What evidence supports this model of how Earth and other planets formed?

Let’s separate this question into two parts: The first part of this model claims that the planets formed in a disk around the young Sun. The second part claims that small particles condensed in this disk and then grew into planets.

As we’ve already discussed, the first part of the model is strongly supported by observations of other stars. In particular, telescopic observations have revealed many examples of disks around young stars. In some cases, scientists even see places within these disks where it appears that planets are currently forming. Moreover, this model successfully explains why all the planets of our solar system orbit the Sun in nearly the same plane.

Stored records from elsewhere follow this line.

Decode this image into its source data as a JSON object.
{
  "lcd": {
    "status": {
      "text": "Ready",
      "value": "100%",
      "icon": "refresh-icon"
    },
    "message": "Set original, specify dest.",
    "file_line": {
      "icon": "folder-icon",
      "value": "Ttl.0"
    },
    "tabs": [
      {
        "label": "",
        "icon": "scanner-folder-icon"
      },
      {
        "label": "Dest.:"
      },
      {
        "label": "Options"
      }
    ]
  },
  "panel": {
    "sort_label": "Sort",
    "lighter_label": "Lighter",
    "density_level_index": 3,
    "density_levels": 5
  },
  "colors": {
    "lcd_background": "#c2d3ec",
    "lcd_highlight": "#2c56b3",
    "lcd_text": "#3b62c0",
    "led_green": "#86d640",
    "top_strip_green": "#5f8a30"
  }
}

The second part of the model is a little more challenging, because we cannot directly observe tiny particles condensing or growing in the disks we see around other stars. Instead, the evidence comes from a combination of (1) our general understanding of what interstellar gas clouds are made of and the processes that should occur within them, (2) computer simulations, and (3) careful study of meteorites. Let’s look briefly at each.

(1) General understanding. Scientists can determine what interstellar clouds are made of through spectroscopy , which has revealed that all star-forming clouds have similar compositions: They are made mostly of hydrogen and helium gas (about 98%), mixed with small amounts of metals, rocky materials, and various molecules of which some of the most common are water, methane, and ammonia. Our solar system is therefore presumed to have formed from a cloud of the same basic composition, an idea that is further supported by the fact that it matches up with the overall composition of our solar system today. Scientists can then calculate the expected temperature and density within the disk at various distances from the Sun. Based on these calculated conditions, they find that we should expect that some of the metal, rock, and other molecules would have condensed to make small solid particles, and that these would then have collided and gradually grown larger.

(2) Computer simulations. This general scenario can be studied in much more detail with computer simulations. These simulations confirm the general picture, while helping scientists understand how quickly and how large the particles would have grown. The simulations also lead to understanding of how often large objects might have collided with each other and what would have happened in those cases. Indeed, it is through such computer simulations that scientists have learned how “leftovers” became asteroids and comets, and how a large collision could have led to the formation of the Moon.

(3) Meteorites. Careful study of meteorites provides direct evidence in support of what the general understanding and computer simulations tell us. In particular, many meteorites (see photo below) contain shiny flakes that look exactly like what we expect the first tiny particles to have looked like. In other words, these meteorites actually contain preserved material from the very earliest moments in our solar system’s history.